|
Iraq acts to end immunity law
30/10/2007 23:06 - (SA)
Baghdad - Iraq's cabinet approved a draft law on Tuesday that would end the immunity from prosecution of foreign security contractors by scrapping a decree that Iraqis have complained amounts to a "licence to kill".
The bill, which still has to be approved by parliament, follows a September 16 shooting incident involving Blackwater in which 17 Iraqis were killed.
The US firm said its guards acted lawfully, but the shooting enraged the Iraqi government.
"The Cabinet has approved a law that will put non-Iraqi firms and those they employ under Iraqi law," government spokesperson Ali al-Dabbagh said after a cabinet meeting.
Iraq said there were more than 180 mainly US and European security companies in Iraq, with estimates of the number of private contractors ranging from 25 000 to 48 000.

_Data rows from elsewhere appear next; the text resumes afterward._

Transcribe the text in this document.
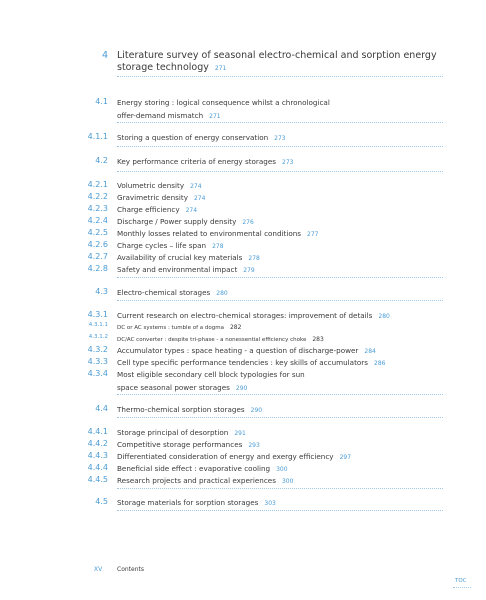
4 Literature survey of seasonal electro-chemical and sorption energy storage technology 271
4.1 Energy storing : logical consequence whilst a chronological offer-demand mismatch 271
4.1.1 Storing a question of energy conservation 273
4.2 Key performance criteria of energy storages 273
4.2.1 Volumetric density 274
4.2.2 Gravimetric density 274
4.2.3 Charge efficiency 274
4.2.4 Discharge / Power supply density 276
4.2.5 Monthly losses related to environmental conditions 277
4.2.6 Charge cycles – life span 278
4.2.7 Availability of crucial key materials 278
4.2.8 Safety and environmental impact 279
4.3 Electro-chemical storages 280
4.3.1 Current research on electro-chemical storages: improvement of details 280
4.3.1.1 DC or AC systems : tumble of a dogma 282
4.3.1.2 DC/AC converter : despite tri-phase - a nonessential efficiency choke 283
4.3.2 Accumulator types : space heating - a question of discharge-power 284
4.3.3 Cell type specific performance tendencies : key skills of accumulators 286
4.3.4 Most eligible secondary cell block typologies for sun space seasonal power storages 290
4.4 Thermo-chemical sorption storages 290
4.4.1 Storage principal of desorption 291
4.4.2 Competitive storage performances 293
4.4.3 Differentiated consideration of energy and exergy efficiency 297
4.4.4 Beneficial side effect : evaporative cooling 300
4.4.5 Research projects and practical experiences 300
4.5 Storage materials for sorption storages 303
XV Contents
TOC
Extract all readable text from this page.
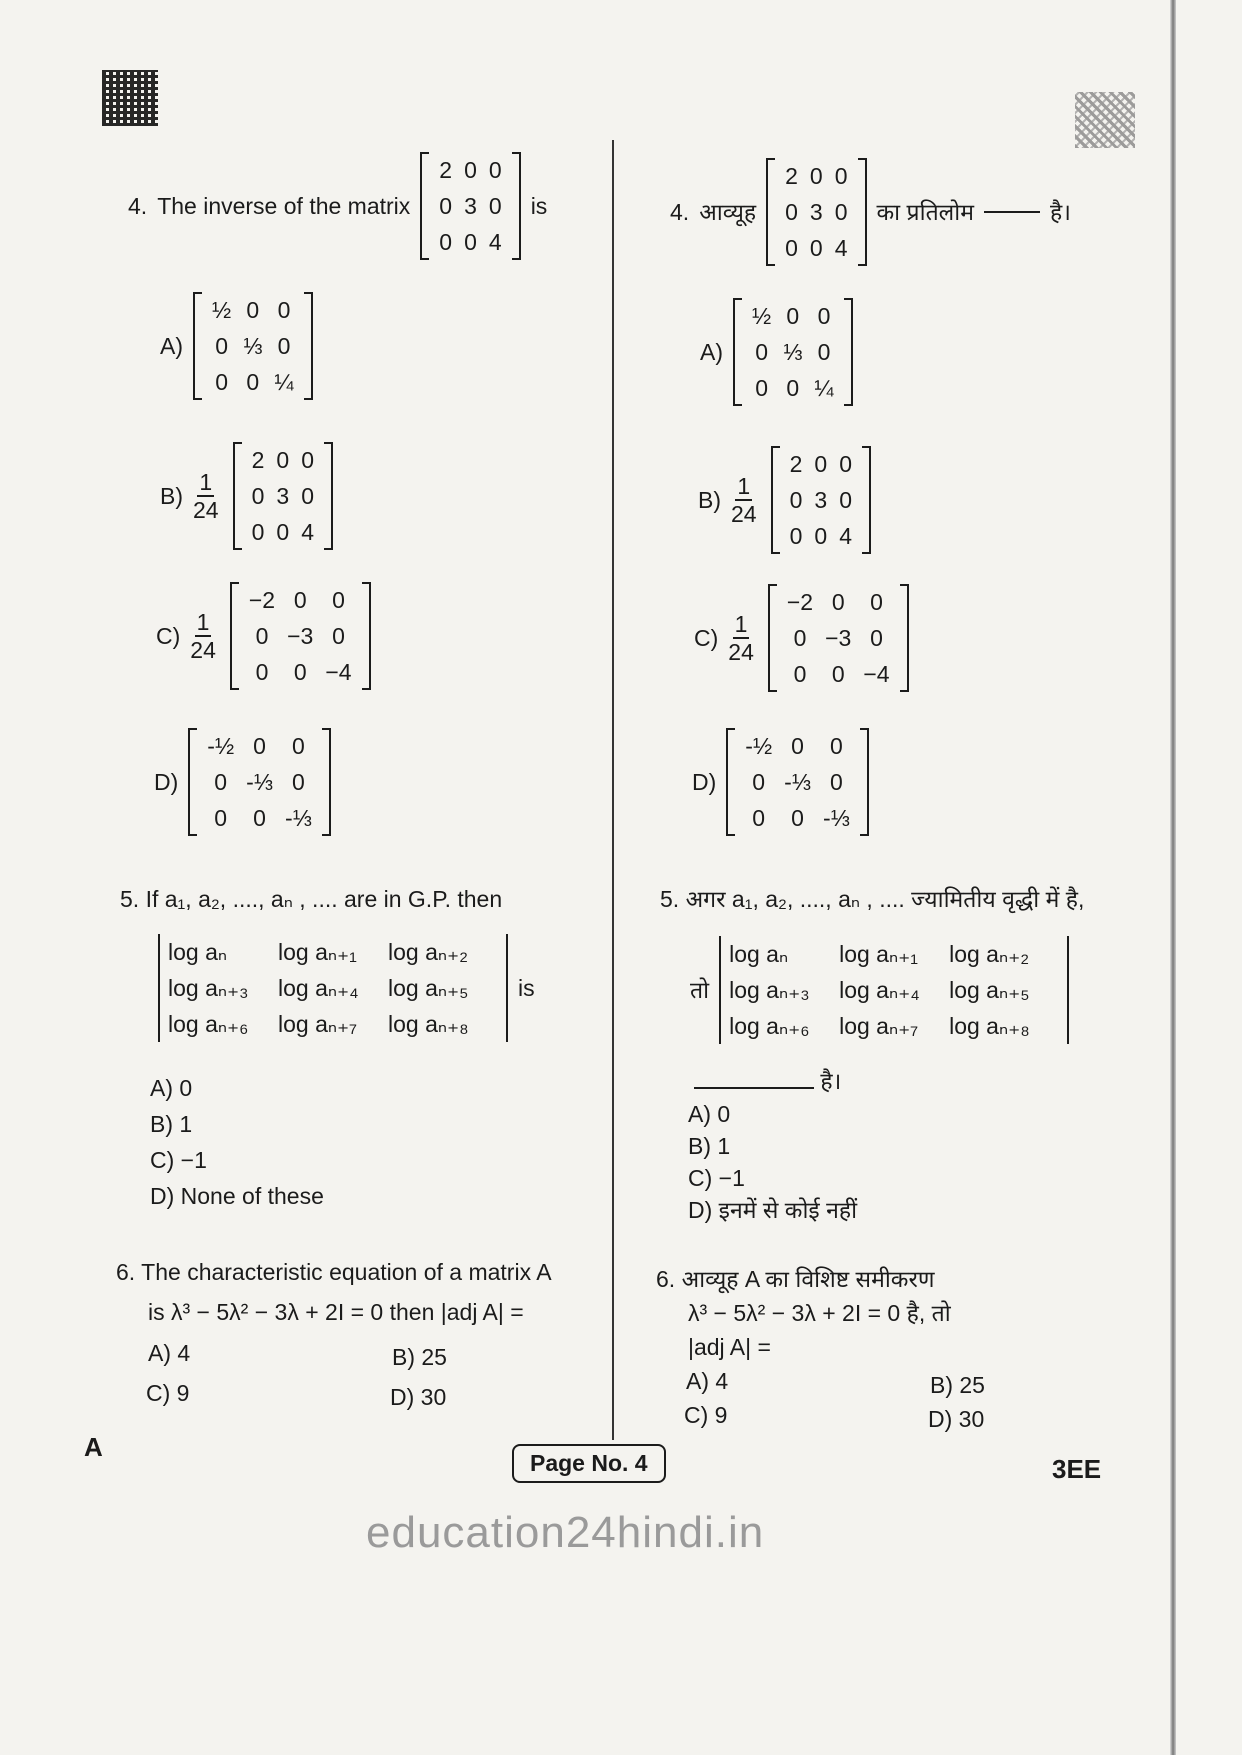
4. The inverse of the matrix
2 0 0
0 3 0
0 0 4
is
A)
½ 0 0
0 ⅓ 0
0 0 ¼
$B) \frac{1}{24}$
2 0 0
0 3 0
0 0 4
$C) \frac{1}{24}$
−2 0	0
0 −3 0
0	0 −4
D)
-½ 0	0
0 -⅓ 0
0	0 -⅓
5. If a₁, a₂, ...., aₙ , .... are in G.P. then
log aₙ	log aₙ₊₁	log aₙ₊₂
log aₙ₊₃	log aₙ₊₄	log aₙ₊₅
log aₙ₊₆	log aₙ₊₇	log aₙ₊₈
is
A) 0
B) 1
C) −1
D) None of these
6. The characteristic equation of a matrix A
is λ³ − 5λ² − 3λ + 2I = 0 then |adj A| =
A) 4	B) 25
C) 9	D) 30
4. आव्यूह
2 0 0
0 3 0
0 0 4
का प्रतिलोम	है।
A)
½ 0 0
0 ⅓ 0
0 0 ¼
$B) \frac{1}{24}$
2 0 0
0 3 0
0 0 4
$C) \frac{1}{24}$
−2 0	0
0 −3 0
0	0 −4
D)
-½ 0	0
0 -⅓ 0
0	0 -⅓
5. अगर a₁, a₂, ...., aₙ , .... ज्यामितीय वृद्धी में है,
तो
log aₙ	log aₙ₊₁	log aₙ₊₂
log aₙ₊₃	log aₙ₊₄	log aₙ₊₅
log aₙ₊₆	log aₙ₊₇	log aₙ₊₈
है।
A) 0
B) 1
C) −1
D) इनमें से कोई नहीं
6. आव्यूह A का विशिष्ट समीकरण
λ³ − 5λ² − 3λ + 2I = 0 है, तो
|adj A| =
A) 4	B) 25
C) 9	D) 30
A
Page No. 4	3EE
education24hindi.in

Dabbagh said the bill proposed cancelling Order 17, a controversial decree issued by the US-led Coalition Provisional Authority (CPA) in 2004 shortly before it handed over control to an interim Iraqi government.
Security firms must register
A long-running a source of friction between Washington and Baghdad, the measure prevents foreign contractors from being prosecuted in local courts.
Iraqi efforts to revoke it had gone nowhere until the Blackwater shooting.
The new bill also proposes tightening controls on foreign security firms by making them register and apply for a licence to work in Iraq, and for all guards to have weapons permits. That process has begun but has been mired in bureaucracy.
Contractors who enter Iraq with a US Department of Defence identity card would have to apply for an entry visa in future.
A potential source of friction was a proposal to make foreign security guards, and the convoys they were protecting, subject to searches at Iraqi security force checkpoints.
That could cause problems for high-profile convoys, several security sources in Baghdad said, as they need to keep on the move to minimise the risk of attack. At present, many convoys do not stop at Iraqi checkpoints.
Abiding by the law
"They (Iraqi police and soldiers) will see this as a chance to bring Blackwater and other high-profile security teams down a peg," said one security contractor, who declined to be named.
Lawrence Peter, director of the Private Security Company Association of Iraq, said his members were "doing their best to abide by the law".
The US military, already stretched thin in its fight against Sunni and Shi'ite militants, is heavily dependent on them to protect convoys, buildings and other infrastructure.